Of course this statement relies on a particular model of logic and knowledge that not everyone shares. According to Reuters, the solution to this alarming mess is “for indigenous knowledge systems to be taken seriously”, and perhaps such systems have insights into the relationship between climate change and land use patterns in Brazil that elude those of us born somewhere else.

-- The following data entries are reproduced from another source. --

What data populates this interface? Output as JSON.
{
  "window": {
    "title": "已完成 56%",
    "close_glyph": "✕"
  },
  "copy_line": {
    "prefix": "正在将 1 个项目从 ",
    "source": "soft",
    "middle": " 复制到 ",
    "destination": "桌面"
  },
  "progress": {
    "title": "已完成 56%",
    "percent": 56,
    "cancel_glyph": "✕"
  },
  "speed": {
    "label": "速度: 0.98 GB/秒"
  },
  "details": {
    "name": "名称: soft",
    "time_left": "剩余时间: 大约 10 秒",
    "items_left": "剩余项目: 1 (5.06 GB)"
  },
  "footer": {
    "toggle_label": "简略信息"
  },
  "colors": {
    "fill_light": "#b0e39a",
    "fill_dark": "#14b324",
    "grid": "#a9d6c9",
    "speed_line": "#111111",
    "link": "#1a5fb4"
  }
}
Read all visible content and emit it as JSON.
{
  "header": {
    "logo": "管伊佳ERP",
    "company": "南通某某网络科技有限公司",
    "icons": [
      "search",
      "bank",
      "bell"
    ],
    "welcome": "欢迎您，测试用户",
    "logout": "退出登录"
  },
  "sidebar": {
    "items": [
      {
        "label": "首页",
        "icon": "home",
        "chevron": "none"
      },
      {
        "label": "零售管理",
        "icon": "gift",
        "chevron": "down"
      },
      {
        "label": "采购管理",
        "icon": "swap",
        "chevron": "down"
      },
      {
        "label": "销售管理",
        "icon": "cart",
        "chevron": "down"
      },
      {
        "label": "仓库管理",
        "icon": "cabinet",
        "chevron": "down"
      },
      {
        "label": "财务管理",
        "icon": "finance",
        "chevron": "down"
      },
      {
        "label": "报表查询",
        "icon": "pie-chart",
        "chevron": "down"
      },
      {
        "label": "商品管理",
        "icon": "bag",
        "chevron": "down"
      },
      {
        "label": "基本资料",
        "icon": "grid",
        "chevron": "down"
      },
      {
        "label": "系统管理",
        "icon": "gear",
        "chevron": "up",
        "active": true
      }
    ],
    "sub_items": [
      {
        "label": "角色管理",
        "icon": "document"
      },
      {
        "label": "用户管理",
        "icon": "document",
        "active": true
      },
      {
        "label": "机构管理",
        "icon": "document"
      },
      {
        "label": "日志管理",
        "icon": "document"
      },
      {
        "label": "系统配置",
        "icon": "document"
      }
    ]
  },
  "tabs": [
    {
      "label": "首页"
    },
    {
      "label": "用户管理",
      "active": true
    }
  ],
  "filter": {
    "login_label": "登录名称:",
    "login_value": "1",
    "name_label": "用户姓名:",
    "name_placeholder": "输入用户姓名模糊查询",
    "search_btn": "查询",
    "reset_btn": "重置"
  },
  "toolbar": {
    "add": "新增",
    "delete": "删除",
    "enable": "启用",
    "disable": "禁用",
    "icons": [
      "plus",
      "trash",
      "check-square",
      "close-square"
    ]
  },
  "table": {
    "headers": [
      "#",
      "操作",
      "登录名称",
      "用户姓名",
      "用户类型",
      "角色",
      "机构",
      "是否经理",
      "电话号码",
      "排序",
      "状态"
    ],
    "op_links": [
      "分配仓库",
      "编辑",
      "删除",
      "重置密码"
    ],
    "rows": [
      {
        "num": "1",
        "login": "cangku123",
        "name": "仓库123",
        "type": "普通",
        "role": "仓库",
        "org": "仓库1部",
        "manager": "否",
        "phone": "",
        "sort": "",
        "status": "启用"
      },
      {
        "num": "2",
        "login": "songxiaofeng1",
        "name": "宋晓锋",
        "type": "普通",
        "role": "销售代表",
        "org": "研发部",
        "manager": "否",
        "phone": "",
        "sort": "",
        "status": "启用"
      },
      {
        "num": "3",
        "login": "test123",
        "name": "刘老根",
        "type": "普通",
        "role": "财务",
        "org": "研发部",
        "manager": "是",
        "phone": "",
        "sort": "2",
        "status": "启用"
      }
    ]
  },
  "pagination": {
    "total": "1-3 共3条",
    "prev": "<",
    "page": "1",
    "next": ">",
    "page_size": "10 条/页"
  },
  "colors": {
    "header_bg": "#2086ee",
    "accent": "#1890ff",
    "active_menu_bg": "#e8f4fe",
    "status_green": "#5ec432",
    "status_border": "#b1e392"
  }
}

For instance, Reuters interviews “João Paulo Lima Barreto, a member of the Tukano indigenous people… who is doing doctoral research on shamanistic knowledge and healing at the Federal University of Amazonas” and learns that “Without adequate preservation of forests, rivers and animals, imbalance and disease are generated, he said, as humans fail to respect nature entities known to shamans as ‘wai-mahsã’”.

So there you have it.

2 comments on “Bad rainforests”

  1. So, if I understand the first two posts correctly, methane which has been trapped in the Arctic and nature spirits which have been trapped in Amazonian rain forests are going to be simultaneously released, flow into the temperate zones creating a virally loaded Hell and we’re all going to die! The one thing I’m fairly certain of is that we’re all going to die.

  2. We are going to die is not the only certainty. It is accompanied by ever increasing taxation and the ever increasing drive of more power and control over general population.